Qu’est-ce que l’art ? – Léon Tolstoï
TABLE DES MATIÈRES
1. BALADE AU LOUVRE – Johannes Vermeer
2. ROSE – Auguste Renoir
3. UNE ODEUR DE POUDRE – Eugène Delacroix
4. UN NOIR JOYEUX – Édouard Manet
5. MARIAGE ITALIEN À BRUGES – Jan van Eyck
6. BAL SUR LA BUTTE – Auguste Renoir
7. UN CRI – Vincent Van Gogh
8. ÉTRANGE MIMÉTISME – Paul Cézanne
9. UNE SERVANTE CÉLÈBRE – Johannes Vermeer
10. AU CIRQUE – Henri de Toulouse-Lautrec
11. DES BÂTONS DE TOUTES LES COULEURS – Jean-Siméon Chardin
BIBLIOGRAPHIE
À PROPOS DE L’AUTEUR
Johannes Vermeer : La dentellière, 1669-1670, musée du Louvre, Paris Crédit : Photo (C) RMN-Grand Palais (musée du Louvre) / Gérard Blot
1. BALADE AU LOUVRE – Johannes Vermeer
J’appuie sur l’accélérateur et traverse le pont Royal pratiquement désert en ce triste dimanche après-midi de début novembre. La façade du Louvre m’apparaît, imposante.
Quelle chance nous avons de posséder cet ensemble culturel unique, pensai-je. Depuis les derniers travaux de modernisation et la construction de la pyramide en verre, on ne peut trouver meilleure appellation que « Grand Louvre » à ce lieu que le monde nous envie et où des millions de visiteurs se pressent chaque année. Je souris en pensant que la pyramide, érigée en 1988 par l’architecte Ming Pei dans la cour Napoléon, si critiquée au moment du projet, fait maintenant l’unanimité dans l’éloge.
Un sentiment de fierté m’envahit toujours devant ce site grandiose situé au cœur de Paris dans l’ancienne demeure des rois de France. À vol d’oiseau, la perspective offerte par le Louvre et sa pyramide, l’Arc de Triomphe du Carrousel, le jardin des Tuileries, la place de la Concorde et son obélisque, puis la montée de l’avenue des Champs-Élysées et, à l’horizon, l’Arc de Triomphe de l’Étoile, est la plus imposante de la capitale.
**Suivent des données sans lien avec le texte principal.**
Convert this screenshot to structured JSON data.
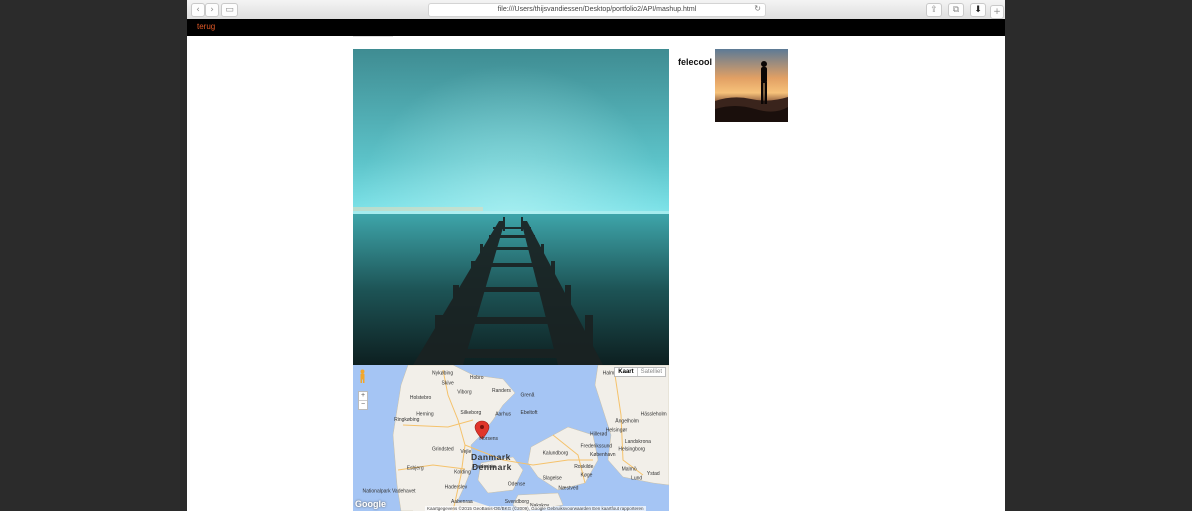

Je dépose la voiture dans le parking du Louvre. Sous la verrière pyramidale, la lumière du jour inonde l’immense espace d’accueil. Je n’ai pas préparé un itinéraire de visite ?
En novembre 1993, François Mitterrand avait célébré l’ouverture au public de la nouvelle aile Richelieu que le musée s’était approprié aux dépens du ministère des Finances qui s’était enfin décidé à s’installer sous d’autres cieux. La totalité des peintures des « Écoles du Nord » étaient maintenant exposées définitivement dans cette aile. Depuis son ouverture je n’y étais allé que deux fois, en fin de journée, pressé. Les toiles devaient se demander en me voyant passer au pas de charge les raisons d’une telle indifférence. Je décide donc de revoir ces artistes que j’ai trop délaissés ces dernières années.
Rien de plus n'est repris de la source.